Most of the termed ees got all kinds of personal emails and junk email at work. But one of them, another cousin of the owner! - conducted his entire breakup with his fiancee on his work email, including their discussion of her infidelity and her drug use. I didn't want to know these things!

I wanted to send everyone who was still working there an email saying, "Hotmail is free! Don't be doing your personal business on your work email because it is not private!"

Anonymous said...

Why were you bothering to read the emails? Wouldn't it have been simpler (and cheaper, assuming that your time wasn't free) to just stick the entire mailbox in the archive for the required period of time?

Mike C. said...

@Anonymous -

I'm sure the subject headers are quite descriptive, and there might be rules (either legal or work policies) that say to only keep track of relevant e-mails.

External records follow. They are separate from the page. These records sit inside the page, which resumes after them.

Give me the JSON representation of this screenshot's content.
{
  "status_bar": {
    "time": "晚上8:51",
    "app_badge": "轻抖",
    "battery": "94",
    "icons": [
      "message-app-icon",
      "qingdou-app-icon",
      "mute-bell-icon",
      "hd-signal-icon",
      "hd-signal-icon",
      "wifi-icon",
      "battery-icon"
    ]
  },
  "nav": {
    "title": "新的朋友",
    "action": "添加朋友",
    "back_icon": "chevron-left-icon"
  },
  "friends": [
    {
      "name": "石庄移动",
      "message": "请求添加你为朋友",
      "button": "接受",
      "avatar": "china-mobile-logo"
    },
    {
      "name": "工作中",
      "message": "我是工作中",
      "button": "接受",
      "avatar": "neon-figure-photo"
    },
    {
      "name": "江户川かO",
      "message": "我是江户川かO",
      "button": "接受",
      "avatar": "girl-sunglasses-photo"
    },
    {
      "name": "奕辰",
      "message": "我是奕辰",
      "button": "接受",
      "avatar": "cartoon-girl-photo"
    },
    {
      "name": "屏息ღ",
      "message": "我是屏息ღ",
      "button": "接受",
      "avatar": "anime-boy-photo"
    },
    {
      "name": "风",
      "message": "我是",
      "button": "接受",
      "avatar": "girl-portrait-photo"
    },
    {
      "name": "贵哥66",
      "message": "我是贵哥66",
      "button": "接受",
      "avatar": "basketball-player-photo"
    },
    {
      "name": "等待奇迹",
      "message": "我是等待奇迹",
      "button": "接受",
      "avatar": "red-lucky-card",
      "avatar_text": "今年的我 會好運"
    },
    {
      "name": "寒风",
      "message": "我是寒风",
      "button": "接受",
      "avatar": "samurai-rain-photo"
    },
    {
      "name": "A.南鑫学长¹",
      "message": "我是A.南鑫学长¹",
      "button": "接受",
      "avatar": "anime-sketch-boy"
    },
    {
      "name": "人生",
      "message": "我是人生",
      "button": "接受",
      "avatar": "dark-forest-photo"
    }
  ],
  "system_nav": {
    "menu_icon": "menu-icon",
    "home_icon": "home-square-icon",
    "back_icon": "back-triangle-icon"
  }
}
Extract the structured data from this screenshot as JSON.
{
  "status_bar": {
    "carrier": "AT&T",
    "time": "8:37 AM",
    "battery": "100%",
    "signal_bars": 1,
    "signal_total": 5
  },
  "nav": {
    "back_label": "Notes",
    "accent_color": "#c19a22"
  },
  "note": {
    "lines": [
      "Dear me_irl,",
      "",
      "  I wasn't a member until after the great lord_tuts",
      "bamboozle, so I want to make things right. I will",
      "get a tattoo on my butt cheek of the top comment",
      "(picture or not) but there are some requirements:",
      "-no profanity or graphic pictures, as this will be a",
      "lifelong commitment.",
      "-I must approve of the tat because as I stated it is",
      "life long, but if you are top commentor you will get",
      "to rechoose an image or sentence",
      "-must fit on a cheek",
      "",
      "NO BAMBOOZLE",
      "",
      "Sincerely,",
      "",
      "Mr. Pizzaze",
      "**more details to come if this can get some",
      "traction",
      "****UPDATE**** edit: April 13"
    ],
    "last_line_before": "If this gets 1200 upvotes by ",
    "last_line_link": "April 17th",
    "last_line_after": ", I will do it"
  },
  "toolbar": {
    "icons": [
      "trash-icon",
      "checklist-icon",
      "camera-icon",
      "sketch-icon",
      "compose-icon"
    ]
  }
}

That being said, after all the posts about terrible employers trying to gain access your private electronic spaces, why in the heck would you want to make it that easy for your employer?! It's one thing to have trouble chasing the latest Facebook "Privacy Improvements" but it's another to use work e-mail for personal business!

Alyssa B said...

Hi Evil HR Lady, I have a question:

I was accepted onto a company-wide council for future planning. I was excited for it, and I shared the news with my boss. Who was way less than pleased!

She asked me if I elected to be submitted on my own. I said I had. And she told me that all things like this needed to go through her. I told her that the website that the company had for submitting your interest didn't say that. She said it still needed to go through her.

I checked the website again, and it does not mention anything about checking with your supervisor first. I also checked my email and my supervisor never sent any emails asking for nominations to go through her.

I want to be excited about this because it's an honor. Only a few people in my large company have been placed on this, and the president and his cabinet hand selected us from a group of people that expressed interest.

Am I wrong? Should I have gone through my supervisor first?

Chuck said...

",,accepted onto a company-wide council for future planning. I was excited for it, and I shared the news with my boss. Who was way less than pleased!..."

Suspect it would have been better to have honored a 'chain of command' A simple "what do you think of me doing this?" Rather than blind siding the person, just my thought.

Class factotum said...

Wouldn't it have been simpler to just stick the entire mailbox in the archive for the required period of time?

They were converting to a new email system and were being charged for storage, so it was a money issue that they couldn't keep every single email. There was a lot of non-work stuff cluttering people's boxes. Some users apparently had never deleted a single message, as there were many junk emails from stores and vendors and sex sites. Those, I could delete without reading, but if there wasn't a heading in the subject line, I had to scan a few words to make sure it wasn't about work.